Art of investments


Investment Outlook Second Quarter 2021 Update

Mar 31, 2021

Investment Summary

  • In our 4Q20 and 1Q21 strategy notes, we wrote that vaccines would be successfully implemented, and together with supportive fiscal and monetary policy, this would lead to high growth and rising bond yields that would be positive for equities especially in value sectors.

  • That thesis has now become market consensus and the main debate for the remainder of 2021 is not whether there will be enough growth, but rather will there be too much growth and especially inflation.

  • The market is pricing-in long-term inflationary factors, but we see these factors as short-term and transitory. We expect inflation in US to rise in 2Q21 and CPI to peak at 3.5-4% due to energy and food prices increases. Inflation should then fall to ca. 2-2.5% by YE 2021 amid slow labor market and wage recovery as well as anchored inflation expectations and exhaustion of pent up demand.

  • As a result, we expect 10Y UST to peak at 1.7-1.9% in 2Q21 followed by risk aversion and high volatility in the bond universe. However, 10Y UST should stabilize at 1.5-1.6% by YE 2021 given expected inflation slowdown. Moreover, we cannot exclude Federal Reserve action to dampen rising long-term treasury yields.

  • OPEC+ remains the main factor influencing oil prices. The block is expressing a desire to inflate prices, delaying production recovery for longer than originally planned, despite a gradual recovery in demand. We raise our average 2021 Brent oil price forecast to USD 60, the long-term forecast is set at USD 55. Our forecast for 2022 is USD 58.

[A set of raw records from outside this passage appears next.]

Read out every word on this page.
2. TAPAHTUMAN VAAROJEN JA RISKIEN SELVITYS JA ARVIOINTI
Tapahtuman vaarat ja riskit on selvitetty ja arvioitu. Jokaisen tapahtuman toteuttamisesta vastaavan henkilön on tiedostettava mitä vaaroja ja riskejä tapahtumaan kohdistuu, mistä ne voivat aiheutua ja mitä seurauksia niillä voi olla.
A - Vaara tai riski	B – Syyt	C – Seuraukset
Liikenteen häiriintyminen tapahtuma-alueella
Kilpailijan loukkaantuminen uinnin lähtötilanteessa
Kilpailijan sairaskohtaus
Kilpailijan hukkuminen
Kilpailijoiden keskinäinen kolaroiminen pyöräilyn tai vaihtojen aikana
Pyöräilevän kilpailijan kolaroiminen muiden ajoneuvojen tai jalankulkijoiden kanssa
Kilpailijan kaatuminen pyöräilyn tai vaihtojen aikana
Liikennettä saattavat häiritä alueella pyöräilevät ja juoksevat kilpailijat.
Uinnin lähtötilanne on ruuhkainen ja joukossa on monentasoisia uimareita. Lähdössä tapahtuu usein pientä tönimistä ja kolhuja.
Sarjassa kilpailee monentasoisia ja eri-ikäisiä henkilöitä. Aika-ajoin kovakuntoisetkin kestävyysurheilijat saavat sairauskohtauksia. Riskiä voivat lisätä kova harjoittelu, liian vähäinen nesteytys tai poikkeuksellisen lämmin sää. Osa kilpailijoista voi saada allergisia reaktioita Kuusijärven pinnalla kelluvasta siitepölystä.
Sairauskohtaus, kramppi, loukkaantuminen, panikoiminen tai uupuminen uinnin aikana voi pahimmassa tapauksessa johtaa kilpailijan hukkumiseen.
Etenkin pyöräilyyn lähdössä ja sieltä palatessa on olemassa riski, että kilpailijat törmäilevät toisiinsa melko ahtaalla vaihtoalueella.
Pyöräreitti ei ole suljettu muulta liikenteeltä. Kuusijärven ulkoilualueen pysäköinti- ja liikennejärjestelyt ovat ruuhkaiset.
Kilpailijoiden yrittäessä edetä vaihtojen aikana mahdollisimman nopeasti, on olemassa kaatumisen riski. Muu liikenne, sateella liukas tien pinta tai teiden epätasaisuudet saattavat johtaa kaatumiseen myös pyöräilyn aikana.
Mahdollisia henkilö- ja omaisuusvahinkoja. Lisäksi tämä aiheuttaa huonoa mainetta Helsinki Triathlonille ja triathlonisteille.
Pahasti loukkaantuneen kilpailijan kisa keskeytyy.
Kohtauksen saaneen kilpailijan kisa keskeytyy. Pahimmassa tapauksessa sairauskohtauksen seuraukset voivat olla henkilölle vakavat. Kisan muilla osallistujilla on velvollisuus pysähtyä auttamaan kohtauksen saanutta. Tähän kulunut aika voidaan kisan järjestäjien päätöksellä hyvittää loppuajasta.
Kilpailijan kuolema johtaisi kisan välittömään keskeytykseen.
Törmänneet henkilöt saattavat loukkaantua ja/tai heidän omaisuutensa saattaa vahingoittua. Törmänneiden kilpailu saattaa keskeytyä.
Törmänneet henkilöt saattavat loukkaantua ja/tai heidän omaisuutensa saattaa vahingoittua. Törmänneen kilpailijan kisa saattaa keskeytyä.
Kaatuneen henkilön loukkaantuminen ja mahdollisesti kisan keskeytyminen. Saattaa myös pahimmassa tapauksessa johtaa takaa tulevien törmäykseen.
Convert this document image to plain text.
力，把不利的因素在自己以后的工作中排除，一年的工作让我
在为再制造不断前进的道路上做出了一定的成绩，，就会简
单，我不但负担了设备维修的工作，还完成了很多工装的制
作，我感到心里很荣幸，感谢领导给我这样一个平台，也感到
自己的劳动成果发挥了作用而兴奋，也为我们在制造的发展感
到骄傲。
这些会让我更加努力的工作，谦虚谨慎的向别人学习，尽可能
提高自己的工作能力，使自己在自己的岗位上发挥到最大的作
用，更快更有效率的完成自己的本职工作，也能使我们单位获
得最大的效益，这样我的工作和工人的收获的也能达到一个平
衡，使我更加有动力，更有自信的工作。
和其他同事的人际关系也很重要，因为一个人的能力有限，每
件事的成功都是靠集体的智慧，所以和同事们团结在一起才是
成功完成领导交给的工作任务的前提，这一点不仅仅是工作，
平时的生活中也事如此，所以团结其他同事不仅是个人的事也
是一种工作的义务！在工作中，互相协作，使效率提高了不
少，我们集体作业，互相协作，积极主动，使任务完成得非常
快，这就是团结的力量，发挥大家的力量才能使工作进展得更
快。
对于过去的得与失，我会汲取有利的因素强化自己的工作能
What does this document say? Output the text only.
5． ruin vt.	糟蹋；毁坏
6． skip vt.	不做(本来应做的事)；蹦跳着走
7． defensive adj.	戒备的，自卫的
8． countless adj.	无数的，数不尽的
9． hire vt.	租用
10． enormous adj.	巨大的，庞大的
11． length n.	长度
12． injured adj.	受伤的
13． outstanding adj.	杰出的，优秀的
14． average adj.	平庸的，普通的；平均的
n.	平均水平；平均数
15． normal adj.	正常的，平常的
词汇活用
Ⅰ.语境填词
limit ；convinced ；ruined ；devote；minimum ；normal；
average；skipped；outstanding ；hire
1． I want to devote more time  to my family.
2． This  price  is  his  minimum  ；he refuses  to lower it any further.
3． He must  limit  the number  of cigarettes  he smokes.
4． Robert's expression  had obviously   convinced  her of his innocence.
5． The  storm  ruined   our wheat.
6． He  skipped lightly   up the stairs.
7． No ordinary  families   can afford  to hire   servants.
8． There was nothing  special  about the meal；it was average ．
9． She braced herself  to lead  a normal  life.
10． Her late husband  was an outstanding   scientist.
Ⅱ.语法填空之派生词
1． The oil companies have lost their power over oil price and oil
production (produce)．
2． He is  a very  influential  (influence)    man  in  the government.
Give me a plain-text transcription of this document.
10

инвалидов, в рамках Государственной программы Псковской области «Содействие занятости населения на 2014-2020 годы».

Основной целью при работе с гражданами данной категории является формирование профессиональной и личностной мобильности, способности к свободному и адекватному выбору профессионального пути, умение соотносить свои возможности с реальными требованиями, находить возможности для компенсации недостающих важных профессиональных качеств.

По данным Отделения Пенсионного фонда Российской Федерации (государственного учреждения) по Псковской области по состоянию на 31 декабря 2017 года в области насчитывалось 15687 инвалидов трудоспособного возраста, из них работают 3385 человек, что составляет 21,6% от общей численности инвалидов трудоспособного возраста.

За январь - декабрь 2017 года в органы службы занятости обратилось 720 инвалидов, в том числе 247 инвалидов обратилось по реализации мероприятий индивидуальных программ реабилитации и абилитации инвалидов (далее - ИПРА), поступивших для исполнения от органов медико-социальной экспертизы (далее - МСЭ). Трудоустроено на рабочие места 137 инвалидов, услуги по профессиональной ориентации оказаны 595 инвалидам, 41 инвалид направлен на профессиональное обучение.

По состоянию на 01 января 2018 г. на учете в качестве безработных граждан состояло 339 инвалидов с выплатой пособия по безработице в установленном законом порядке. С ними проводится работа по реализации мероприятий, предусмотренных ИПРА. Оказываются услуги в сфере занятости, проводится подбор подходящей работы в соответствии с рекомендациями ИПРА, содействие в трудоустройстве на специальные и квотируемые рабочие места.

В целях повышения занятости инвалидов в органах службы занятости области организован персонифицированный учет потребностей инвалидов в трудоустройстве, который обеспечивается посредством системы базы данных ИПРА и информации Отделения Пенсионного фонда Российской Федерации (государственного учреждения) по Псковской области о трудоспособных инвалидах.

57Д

  • The USD may not weaken in 2Q21, but we expect it to in 2H21. EURUSD should reach 1.23 by YE 2021.

Investment Preferences

  • We remain Overweight (+) on European equities, which are better positioned for a gradual economic rebound due to more cyclical index structure.
  • We keep a Neutral (=) stance on US equities, where accommodative monetary policy and appealing fundamental growth potential balances against relatively high valuation.

  • We remain Overweight (+) on Russian equities (~25%**). Overall, we favor oil&gas and banking sectors. However, upside is considerably lower than 3 and 6 months ago.

  • We keep a Neutral (=) stance on Russian debt – both RUB bonds (>6-8%**) and Russian Eurobonds (2-3%**).

  • We prefer to be Neutral (=) on GEM USD-denominated debt (3-4%**) – short-term and HY bonds are less sensitive to inflation risk.